Have to love Wisconsin, which was considerate enough to add some drama to a day that promised to be dull.
Why?
Here it was Saturday in its Kohl Center, where it is undefeated this season. On tap for the afternoon was Iowa, which has trouble winning outside its own zip code.
This promised to be a mismatch of the grandest proportions, except the nation’s fourth-ranked Badgers’ sense of theater kicked in. They didn’t set out merely to win this game. They decided to throw in a twist to see just how badly they could play and still succeed.
At least that is the impression they left as they remained tied with Ohio State atop the Big Ten race with a 74-62 victory over the Hawkeyes (14-11, 6-5).
The Badgers’ miscues were many.
Senior point guard Kammron Taylor was 3 of 9 from the field and committed four turnovers while handing out only a pair of assists. Their other starting guard, junior Michael Flowers, was 2 of 6 and committed five turnovers while adding just a pair of assists.
Both of them regularly drove into traffic with no place to go, which is a neophyte’s mistake, and that is why Badgers coach Bo Ryan wasn’t pleased.
“We didn’t make really good decisions with the ball,” he said. “[Iowa’s] guard play, as far as aggressiveness on defense, had something to do with it. But, as a whole, we were making bad decisions on our probes. . . . Why dribble into somebody? I thought some of our guys went bowling last night and they were the bowling ball.”
Their insistence on playing that role simply dismantled their team’s vaunted swing offense, which depends on constant motion, solid screens and crisp passes. The Badgers (24-2, 10-1) had none of that here, especially in the first half, and that left them stagnant, flat-footed, disjointed and rushing bad shots. When the first half ended, they trailed by four points.
A quick look at the play-by-play of those 20 minutes reveals just how pedestrian they were during them. Alando Tucker missed a layup with 3 minutes 1 second gone, and about four minutes later, Marcus Landry missed another. Then, 40 seconds later, Taylor missed one. Before the half ended, Landry missed another and forward Joe Krabbenhoft missed two.
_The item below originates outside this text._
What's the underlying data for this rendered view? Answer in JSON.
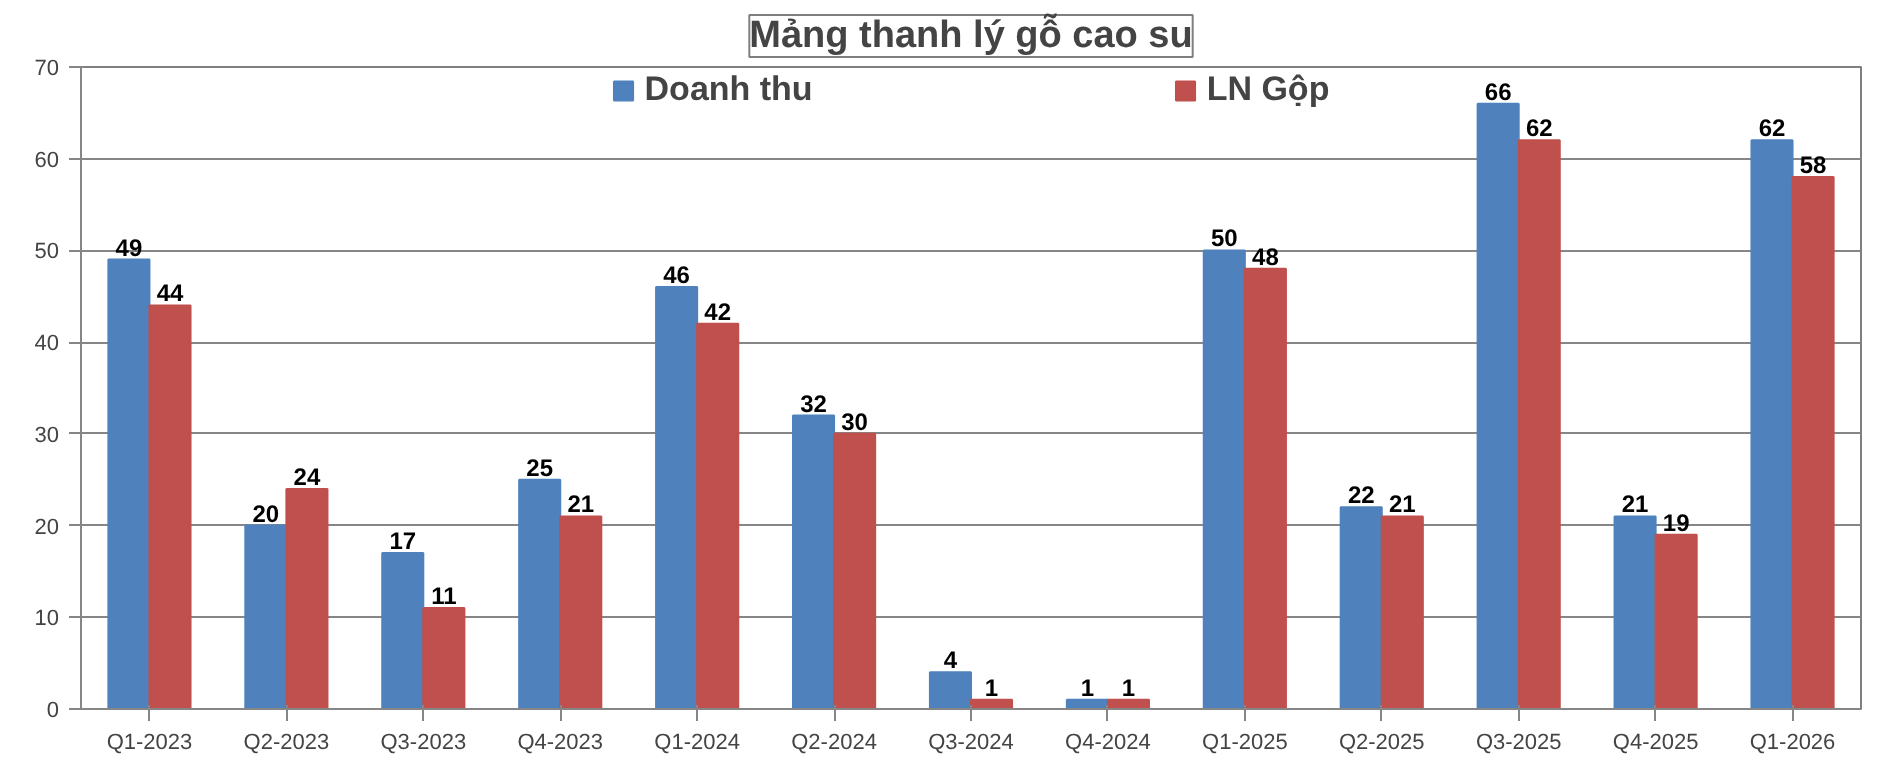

The Badgers also had more turnovers (eight) than assists (seven) in this half and shot just 35.7 percent.
Their woes didn’t end until a pair of surprising catalysts yanked them out of their doldrums. The first was the 6-foot-7-inch Krabbenhoft, who was a dervish down low while grabbing five offensive rebounds and a game-high eight in just 17 minutes.
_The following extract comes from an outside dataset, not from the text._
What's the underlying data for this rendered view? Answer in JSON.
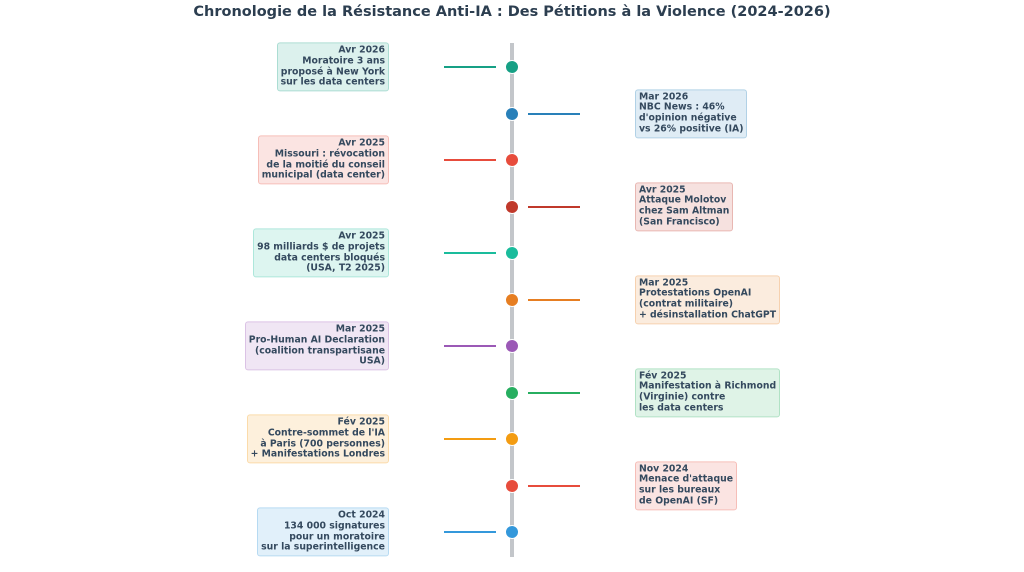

One of the former came off a Tucker miss, and he laid it home to give his team a four-point lead with 15:35 remaining. Another came two minutes later off a Flowers miss and he put it back as well to restore his team’s lead to four.
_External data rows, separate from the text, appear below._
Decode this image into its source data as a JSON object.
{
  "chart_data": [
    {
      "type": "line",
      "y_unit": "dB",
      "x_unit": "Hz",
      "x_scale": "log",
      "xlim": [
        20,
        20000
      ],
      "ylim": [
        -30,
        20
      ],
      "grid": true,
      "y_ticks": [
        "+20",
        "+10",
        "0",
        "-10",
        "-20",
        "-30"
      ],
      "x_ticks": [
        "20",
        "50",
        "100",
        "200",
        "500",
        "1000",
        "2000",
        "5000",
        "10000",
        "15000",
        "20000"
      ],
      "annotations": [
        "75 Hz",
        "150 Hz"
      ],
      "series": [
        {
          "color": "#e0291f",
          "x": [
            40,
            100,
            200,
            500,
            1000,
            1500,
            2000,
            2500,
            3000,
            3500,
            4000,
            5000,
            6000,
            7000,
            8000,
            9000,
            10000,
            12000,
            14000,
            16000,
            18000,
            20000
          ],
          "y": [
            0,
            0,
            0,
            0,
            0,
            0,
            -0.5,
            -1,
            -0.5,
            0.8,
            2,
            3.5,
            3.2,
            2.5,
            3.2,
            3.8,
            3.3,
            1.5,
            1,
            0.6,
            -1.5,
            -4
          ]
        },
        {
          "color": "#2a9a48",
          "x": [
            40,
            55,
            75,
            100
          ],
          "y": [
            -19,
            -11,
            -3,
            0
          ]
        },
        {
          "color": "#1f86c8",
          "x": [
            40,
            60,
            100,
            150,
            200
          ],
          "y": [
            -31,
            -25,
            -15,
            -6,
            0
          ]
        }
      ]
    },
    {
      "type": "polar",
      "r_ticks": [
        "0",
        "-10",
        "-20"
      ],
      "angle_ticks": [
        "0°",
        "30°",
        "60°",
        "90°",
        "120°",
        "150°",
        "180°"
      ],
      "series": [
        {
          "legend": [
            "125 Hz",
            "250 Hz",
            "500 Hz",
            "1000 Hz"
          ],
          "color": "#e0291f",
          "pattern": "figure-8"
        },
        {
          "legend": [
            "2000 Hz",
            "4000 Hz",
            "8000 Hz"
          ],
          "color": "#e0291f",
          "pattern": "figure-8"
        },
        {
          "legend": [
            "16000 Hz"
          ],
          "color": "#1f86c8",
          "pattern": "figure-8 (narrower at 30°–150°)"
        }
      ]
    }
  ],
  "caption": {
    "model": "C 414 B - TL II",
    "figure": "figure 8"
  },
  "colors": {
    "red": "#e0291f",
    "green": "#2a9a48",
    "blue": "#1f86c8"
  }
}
“I thought he was the difference in the game,” Hawkeyes coach Steve Alford said. “His offensive rebounds were back-breakers for us.”
So was the work of Brian Butch, whose own offensive rebound led to a Taylor three-pointer at 11:42 that gave the Badgers a 52-50 lead. This was the lead they would build on to the end, and as they did, Butch chipped in six points, two rebounds and two blocks.
“He had another good game against us,” Alford said. “For whatever reason, he likes playing against us.”
Tucker led the Badgers with 21 points, going above 2,000 for his career–second on the school’s all-time list behind Michael Finley.
Their defense contributed mightily as well, holding Hawkeyes leading scorers Adam Haluska and Tyler Smith to a combined 24 points–12.8 below their combined average–on 10-for-33 shooting. They also outrebounded Iowa by nine.
Yet, at the end, this was far from a masterpiece they had painted. It was simply an outstanding team playing just well enough to defeat one that was average.
“This is one game we just have to throw away,” Taylor said. “That’s not how we play. That game today is not typical.”